De werkgever vernietigt de arbeidsovereenkomst vervolgens wegens dwaling. Voor het geval die vernietiging niet rechtsgeldig zou blijken, wordt de werkneemster ook nog op staande voet ontslagen. De werkgever wijst er daarbij op dat de werkneemster van begin af aan niet goed heeft gefunctioneerd. Zij had ordeproblemen in de les en een moeizame communicatie met collega’s. Eén keer had een docentencoach zelfs de les moeten overnemen.
Als de kantonrechter over de zaak moet oordelen stelt deze voorop dat ook een arbeidsovereenkomst kan worden vernietigd wegens dwaling. De beschermingsfunctie van het arbeidsrecht, die aan vernietiging van de arbeidsovereenkomst in de weg kan staan, geldt volgens de kantonrechter niet als de werknemer “dwaling pleegt”. Volgens de kantonrechter had de werkneemster de werkgever moeten informeren over haar gedeeltelijke arbeidsongeschiktheid, omdat de klachten konden doorwerken in de uitoefening van de werkzaamheden en tot re-integratieverplichtingen van de werkgever konden leiden. De werkneemster had volgens de kantonrechter niet aangetoond dat zij geschikt was voor een 0,8 parttime functie. Omdat aannemelijk is dat de werkgever de werkneemster niet zou hebben aangenomen als zij de werkgever geïnformeerd zou hebben over haar gedeeltelijke arbeidsongeschiktheid, is er een causaal verband tussen de dwaling en het aangaan van de arbeidsovereenkomst. Daarom is volgens de kantonrechter de arbeidsovereenkomst rechtsgeldig vernietigd.

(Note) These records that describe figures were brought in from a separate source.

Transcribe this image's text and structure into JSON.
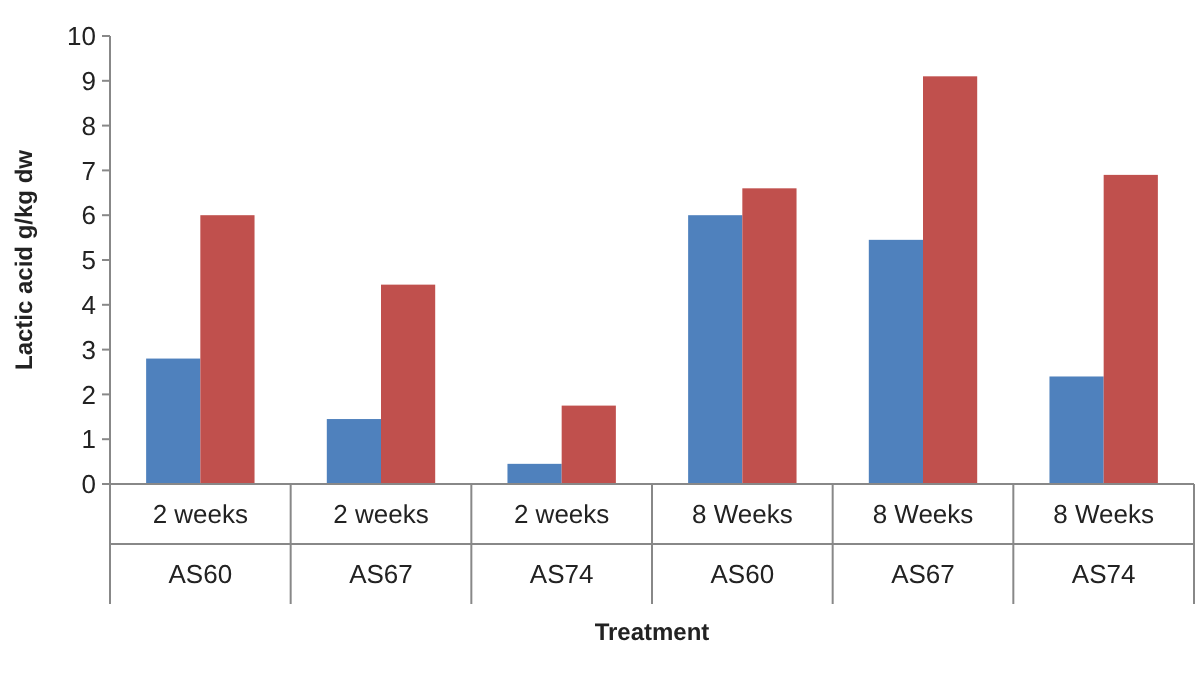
{
  "chart_data": {
    "type": "bar",
    "xlabel": "Treatment",
    "ylabel": "Lactic acid g/kg dw",
    "categories": [
      "2 weeks\nAS60",
      "2 weeks\nAS67",
      "2 weeks\nAS74",
      "8 Weeks\nAS60",
      "8 Weeks\nAS67",
      "8 Weeks\nAS74"
    ],
    "series": [
      {
        "color": "#4f81bd",
        "values": [
          2.8,
          1.45,
          0.45,
          6.0,
          5.45,
          2.4
        ]
      },
      {
        "color": "#c0504d",
        "values": [
          6.0,
          4.45,
          1.75,
          6.6,
          9.1,
          6.9
        ]
      }
    ],
    "ylim": [
      0,
      10
    ],
    "yticks": [
      0,
      1,
      2,
      3,
      4,
      5,
      6,
      7,
      8,
      9,
      10
    ],
    "grid": false
  }
}
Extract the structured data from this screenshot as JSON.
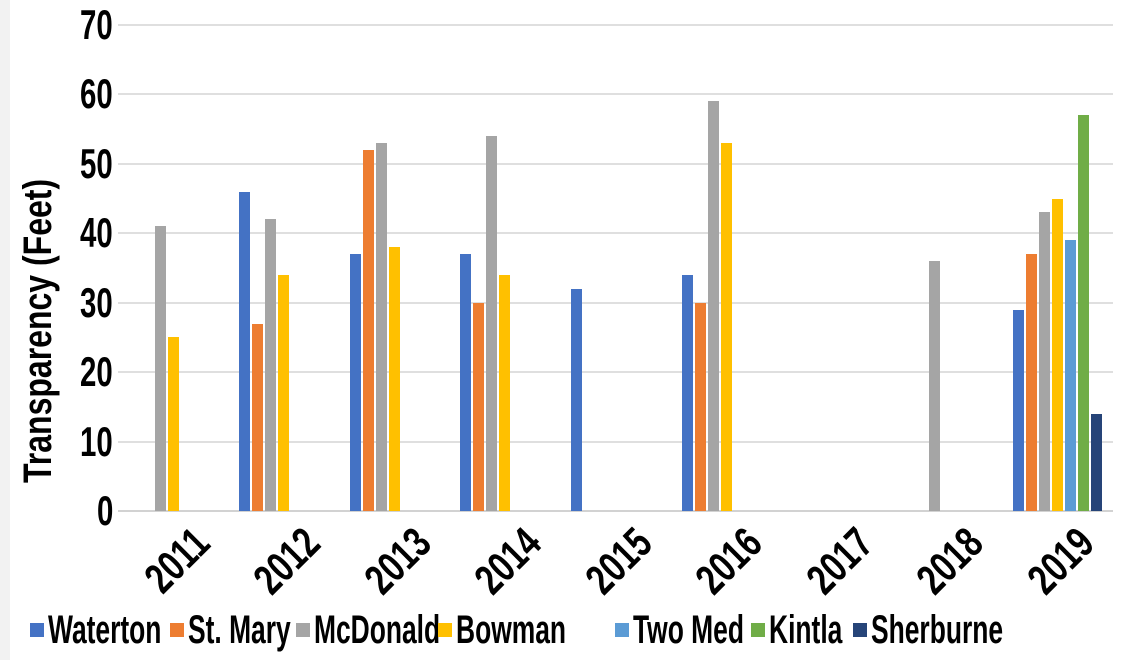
{
  "chart_data": {
    "type": "bar",
    "ylabel": "Transparency (Feet)",
    "xlabel": "",
    "ylim": [
      0,
      70
    ],
    "yticks": [
      0,
      10,
      20,
      30,
      40,
      50,
      60,
      70
    ],
    "grid": true,
    "legend_position": "bottom",
    "gridline_color": "#dfdfdf",
    "text_color": "#000000",
    "categories": [
      "2011",
      "2012",
      "2013",
      "2014",
      "2015",
      "2016",
      "2017",
      "2018",
      "2019"
    ],
    "series": [
      {
        "name": "Waterton",
        "color": "#4472C4",
        "values": [
          null,
          46,
          37,
          37,
          32,
          34,
          null,
          null,
          29
        ]
      },
      {
        "name": "St. Mary",
        "color": "#ED7D31",
        "values": [
          null,
          27,
          52,
          30,
          null,
          30,
          null,
          null,
          37
        ]
      },
      {
        "name": "McDonald",
        "color": "#A5A5A5",
        "values": [
          41,
          42,
          53,
          54,
          null,
          59,
          null,
          36,
          43
        ]
      },
      {
        "name": "Bowman",
        "color": "#FFC000",
        "values": [
          25,
          34,
          38,
          34,
          null,
          53,
          null,
          null,
          45
        ]
      },
      {
        "name": "Two Med",
        "color": "#5B9BD5",
        "values": [
          null,
          null,
          null,
          null,
          null,
          null,
          null,
          null,
          39
        ]
      },
      {
        "name": "Kintla",
        "color": "#70AD47",
        "values": [
          null,
          null,
          null,
          null,
          null,
          null,
          null,
          null,
          57
        ]
      },
      {
        "name": "Sherburne",
        "color": "#264478",
        "values": [
          null,
          null,
          null,
          null,
          null,
          null,
          null,
          null,
          14
        ]
      }
    ]
  }
}
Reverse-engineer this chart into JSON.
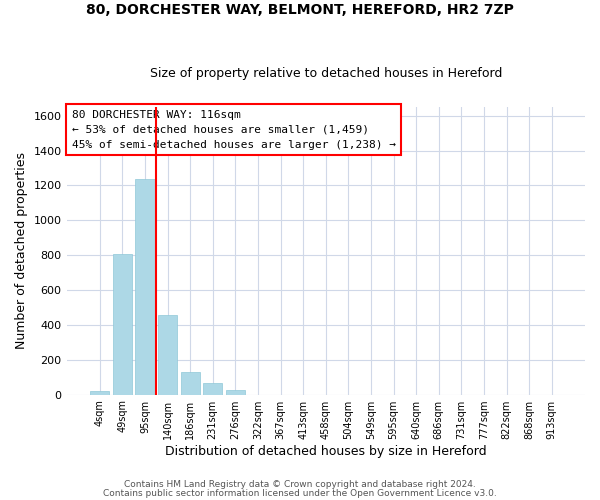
{
  "title1": "80, DORCHESTER WAY, BELMONT, HEREFORD, HR2 7ZP",
  "title2": "Size of property relative to detached houses in Hereford",
  "xlabel": "Distribution of detached houses by size in Hereford",
  "ylabel": "Number of detached properties",
  "bar_labels": [
    "4sqm",
    "49sqm",
    "95sqm",
    "140sqm",
    "186sqm",
    "231sqm",
    "276sqm",
    "322sqm",
    "367sqm",
    "413sqm",
    "458sqm",
    "504sqm",
    "549sqm",
    "595sqm",
    "640sqm",
    "686sqm",
    "731sqm",
    "777sqm",
    "822sqm",
    "868sqm",
    "913sqm"
  ],
  "bar_values": [
    20,
    805,
    1240,
    455,
    130,
    65,
    25,
    0,
    0,
    0,
    0,
    0,
    0,
    0,
    0,
    0,
    0,
    0,
    0,
    0,
    0
  ],
  "bar_color": "#add8e6",
  "bar_edge_color": "#add8e6",
  "vline_color": "red",
  "ylim": [
    0,
    1650
  ],
  "yticks": [
    0,
    200,
    400,
    600,
    800,
    1000,
    1200,
    1400,
    1600
  ],
  "annotation_title": "80 DORCHESTER WAY: 116sqm",
  "annotation_line1": "← 53% of detached houses are smaller (1,459)",
  "annotation_line2": "45% of semi-detached houses are larger (1,238) →",
  "footer1": "Contains HM Land Registry data © Crown copyright and database right 2024.",
  "footer2": "Contains public sector information licensed under the Open Government Licence v3.0.",
  "background_color": "#ffffff",
  "grid_color": "#d0d8e8"
}
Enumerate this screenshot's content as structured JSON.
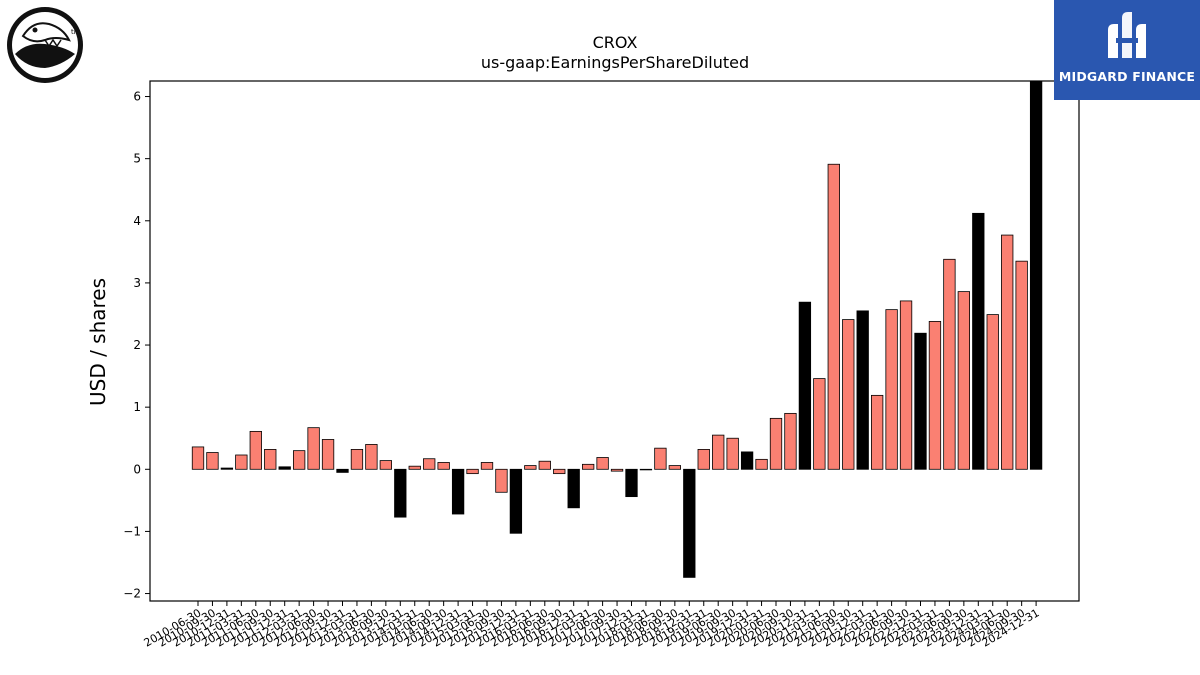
{
  "brand": {
    "right_logo_text": "MIDGARD FINANCE",
    "left_logo_mark": "tm",
    "right_bg_color": "#2a57b0"
  },
  "chart_data": {
    "type": "bar",
    "title": "CROX",
    "subtitle": "us-gaap:EarningsPerShareDiluted",
    "xlabel": "",
    "ylabel": "USD / shares",
    "ylim": [
      -2.12,
      6.25
    ],
    "yticks": [
      -2,
      -1,
      0,
      1,
      2,
      3,
      4,
      5,
      6
    ],
    "ytick_labels": [
      "−2",
      "−1",
      "0",
      "1",
      "2",
      "3",
      "4",
      "5",
      "6"
    ],
    "grid": false,
    "colors": {
      "quarter": "#fa8072",
      "annual": "#000000"
    },
    "categories": [
      "2010-06-30",
      "2010-09-30",
      "2010-12-31",
      "2011-03-31",
      "2011-06-30",
      "2011-09-30",
      "2011-12-31",
      "2012-03-31",
      "2012-06-30",
      "2012-09-30",
      "2012-12-31",
      "2013-03-31",
      "2013-06-30",
      "2013-09-30",
      "2013-12-31",
      "2014-03-31",
      "2014-06-30",
      "2014-09-30",
      "2014-12-31",
      "2015-03-31",
      "2015-06-30",
      "2015-09-30",
      "2015-12-31",
      "2016-03-31",
      "2016-06-30",
      "2016-09-30",
      "2016-12-31",
      "2017-03-31",
      "2017-06-30",
      "2017-09-30",
      "2017-12-31",
      "2018-03-31",
      "2018-06-30",
      "2018-09-30",
      "2018-12-31",
      "2019-03-31",
      "2019-06-30",
      "2019-09-30",
      "2019-12-31",
      "2020-03-31",
      "2020-06-30",
      "2020-09-30",
      "2020-12-31",
      "2021-03-31",
      "2021-06-30",
      "2021-09-30",
      "2021-12-31",
      "2022-03-31",
      "2022-06-30",
      "2022-09-30",
      "2022-12-31",
      "2023-03-31",
      "2023-06-30",
      "2023-09-30",
      "2023-12-31",
      "2024-03-31",
      "2024-06-30",
      "2024-09-30",
      "2024-12-31"
    ],
    "xtick_labels": [
      "2010-06-30",
      "2010-09-30",
      "2010-12-31",
      "2011-03-31",
      "2011-06-30",
      "2011-09-30",
      "2011-12-31",
      "2012-03-31",
      "2012-06-30",
      "2012-09-30",
      "2012-12-31",
      "2013-03-31",
      "2013-06-30",
      "2013-09-30",
      "2013-12-31",
      "2014-03-31",
      "2014-06-30",
      "2014-09-30",
      "2014-12-31",
      "2015-03-31",
      "2015-06-30",
      "2015-09-30",
      "2015-12-31",
      "2016-03-31",
      "2016-06-30",
      "2016-09-30",
      "2016-12-31",
      "2017-03-31",
      "2017-06-30",
      "2017-09-30",
      "2017-12-31",
      "2018-03-31",
      "2018-06-30",
      "2018-09-30",
      "2018-12-31",
      "2019-03-31",
      "2019-06-30",
      "2019-09-30",
      "2019-12-31",
      "2020-03-31",
      "2020-06-30",
      "2020-09-30",
      "2020-12-31",
      "2021-03-31",
      "2021-06-30",
      "2021-09-30",
      "2021-12-31",
      "2022-03-31",
      "2022-06-30",
      "2022-09-30",
      "2022-12-31",
      "2023-03-31",
      "2023-06-30",
      "2023-09-30",
      "2023-12-31",
      "2024-03-31",
      "2024-06-30",
      "2024-09-30",
      "2024-12-31"
    ],
    "values": [
      0.36,
      0.27,
      0.02,
      0.23,
      0.61,
      0.32,
      0.04,
      0.3,
      0.67,
      0.48,
      -0.05,
      0.32,
      0.4,
      0.14,
      -0.77,
      0.05,
      0.17,
      0.11,
      -0.72,
      -0.07,
      0.11,
      -0.37,
      -1.03,
      0.06,
      0.13,
      -0.07,
      -0.62,
      0.08,
      0.19,
      -0.03,
      -0.44,
      0.0,
      0.34,
      0.06,
      -1.74,
      0.32,
      0.55,
      0.5,
      0.28,
      0.16,
      0.82,
      0.9,
      2.69,
      1.46,
      4.91,
      2.41,
      2.55,
      1.19,
      2.57,
      2.71,
      2.19,
      2.38,
      3.38,
      2.86,
      4.12,
      2.49,
      3.77,
      3.35,
      6.25
    ],
    "annual": [
      false,
      false,
      true,
      false,
      false,
      false,
      true,
      false,
      false,
      false,
      true,
      false,
      false,
      false,
      true,
      false,
      false,
      false,
      true,
      false,
      false,
      false,
      true,
      false,
      false,
      false,
      true,
      false,
      false,
      false,
      true,
      false,
      false,
      false,
      true,
      false,
      false,
      false,
      true,
      false,
      false,
      false,
      true,
      false,
      false,
      false,
      true,
      false,
      false,
      false,
      true,
      false,
      false,
      false,
      true,
      false,
      false,
      false,
      true
    ]
  }
}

De vernietiging van de arbeidsovereenkomst heeft tot gevolg dat de arbeidsovereenkomst geacht wordt nooit te hebben bestaan. Dat leidt in beginsel tot een verplichting van partijen tot het ongedaan maken van de prestaties die op grond van de vernietigde arbeidsovereenkomst waren verricht. De werkneemster kan dan natuurlijk het ontvangen loon terugbetalen, maar de daartegenover staande arbeidsprestatie van de werkneemster kan niet worden teruggedraaid. De kantonrechter overweegt dat de prestaties van de werkneemster niet geheel en al ondermaats waren en dat de werkneemster zich ook nog aan het inwerken was. Omdat de werkgever van de arbeid van de werkneemster ook in bepaalde mate voordeel heeft genoten, bepaalt de kantonrechter daarom dat de werknemer het loon niet hoeft terug te betalen. De betaalde vergoeding wordt daarbij echter niet als loon gekwalificeerd, maar als vergoeding van de waarde van de prestatie van de werkneemster waardoor de werkgever is verrijkt, zoals de wet dat regelt voor de “ongedaanmakingsverbintenis”.